DeepSub: Utilizing Deep Learning for Predicting the Number of Subunits in Homo-Oligomeric Protein Complexes.
Rui DengKe WuJiawei LinDehang WangYuanyuan HuangYang LiZhenkun ShiZihan ZhangZhiwen WangZhitao MaoXiaoping LiaoHongwu MaPublished in: International journal of molecular sciences (2024)
The molecular weight (MW) of an enzyme is a critical parameter in enzyme-constrained models (ecModels). It is determined by two factors: the presence of subunits and the abundance of each subunit. Although the number of subunits (NS) can potentially be obtained from UniProt, this information is not readily available for most proteins. In this study, we addressed this gap by extracting and curating subunit information from the UniProt database to establish a robust benchmark dataset. Subsequently, we propose a novel model named DeepSub, which leverages the protein language model and Bi-directional Gated Recurrent Unit (GRU), to predict NS in homo-oligomers solely based on protein sequences.

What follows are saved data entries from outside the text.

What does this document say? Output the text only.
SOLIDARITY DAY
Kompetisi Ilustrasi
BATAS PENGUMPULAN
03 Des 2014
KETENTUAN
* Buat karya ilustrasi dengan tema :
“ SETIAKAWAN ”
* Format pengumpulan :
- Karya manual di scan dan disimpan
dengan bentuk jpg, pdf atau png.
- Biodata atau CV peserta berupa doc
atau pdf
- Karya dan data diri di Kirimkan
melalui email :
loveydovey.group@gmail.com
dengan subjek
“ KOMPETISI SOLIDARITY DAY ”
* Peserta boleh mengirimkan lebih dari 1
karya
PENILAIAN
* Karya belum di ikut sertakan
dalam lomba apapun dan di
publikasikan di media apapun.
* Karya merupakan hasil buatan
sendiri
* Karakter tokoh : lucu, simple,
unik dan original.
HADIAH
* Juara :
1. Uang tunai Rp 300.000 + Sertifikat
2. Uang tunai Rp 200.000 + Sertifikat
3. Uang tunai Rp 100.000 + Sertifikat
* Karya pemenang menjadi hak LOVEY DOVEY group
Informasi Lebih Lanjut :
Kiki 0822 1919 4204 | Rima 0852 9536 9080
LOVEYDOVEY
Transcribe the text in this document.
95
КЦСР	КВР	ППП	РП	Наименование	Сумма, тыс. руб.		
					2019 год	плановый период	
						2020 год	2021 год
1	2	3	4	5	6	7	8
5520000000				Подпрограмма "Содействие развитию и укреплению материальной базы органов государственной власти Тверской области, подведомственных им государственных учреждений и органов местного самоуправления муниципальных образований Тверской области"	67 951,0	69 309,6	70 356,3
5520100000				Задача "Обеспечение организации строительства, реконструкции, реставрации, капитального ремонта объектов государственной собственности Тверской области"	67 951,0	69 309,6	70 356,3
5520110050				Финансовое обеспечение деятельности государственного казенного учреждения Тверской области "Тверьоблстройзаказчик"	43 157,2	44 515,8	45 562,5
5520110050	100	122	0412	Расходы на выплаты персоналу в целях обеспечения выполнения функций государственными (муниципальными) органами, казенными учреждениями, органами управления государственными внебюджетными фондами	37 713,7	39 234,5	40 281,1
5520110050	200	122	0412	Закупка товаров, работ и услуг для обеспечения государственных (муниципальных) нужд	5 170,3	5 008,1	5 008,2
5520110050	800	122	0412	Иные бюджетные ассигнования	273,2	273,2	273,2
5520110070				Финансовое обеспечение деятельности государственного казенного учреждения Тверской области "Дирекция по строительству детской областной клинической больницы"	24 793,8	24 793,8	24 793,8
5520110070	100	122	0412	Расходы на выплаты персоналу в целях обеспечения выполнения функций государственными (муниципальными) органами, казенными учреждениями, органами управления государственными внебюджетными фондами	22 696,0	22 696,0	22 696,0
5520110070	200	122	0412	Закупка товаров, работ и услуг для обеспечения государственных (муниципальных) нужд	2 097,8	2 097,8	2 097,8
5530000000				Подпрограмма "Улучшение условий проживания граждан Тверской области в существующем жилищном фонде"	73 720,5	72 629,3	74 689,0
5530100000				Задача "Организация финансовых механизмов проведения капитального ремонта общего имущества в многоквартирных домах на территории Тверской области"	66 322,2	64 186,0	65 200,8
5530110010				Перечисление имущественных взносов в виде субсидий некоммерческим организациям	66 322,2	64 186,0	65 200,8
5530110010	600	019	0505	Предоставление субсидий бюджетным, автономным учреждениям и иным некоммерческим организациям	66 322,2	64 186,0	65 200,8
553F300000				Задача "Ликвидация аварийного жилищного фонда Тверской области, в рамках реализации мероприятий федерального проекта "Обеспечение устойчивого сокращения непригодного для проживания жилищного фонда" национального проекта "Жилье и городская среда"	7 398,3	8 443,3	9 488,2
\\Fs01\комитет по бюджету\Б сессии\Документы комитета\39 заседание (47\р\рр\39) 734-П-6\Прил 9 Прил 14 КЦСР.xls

DeepSub demonstrates remarkable accuracy, achieving an accuracy rate as high as 0.967, surpassing the performance of QUEEN. To validate the effectiveness of DeepSub, we performed predictions for protein homo-oligomers that have been reported in the literature but are not documented in the UniProt database. Examples include homoserine dehydrogenase from Corynebacterium glutamicum , Matrilin-4 from Mus musculus and Homo sapiens , and the Multimerins protein family from M. musculus and H. sapiens . The predicted results align closely with the reported findings in the literature, underscoring the reliability and utility of DeepSub.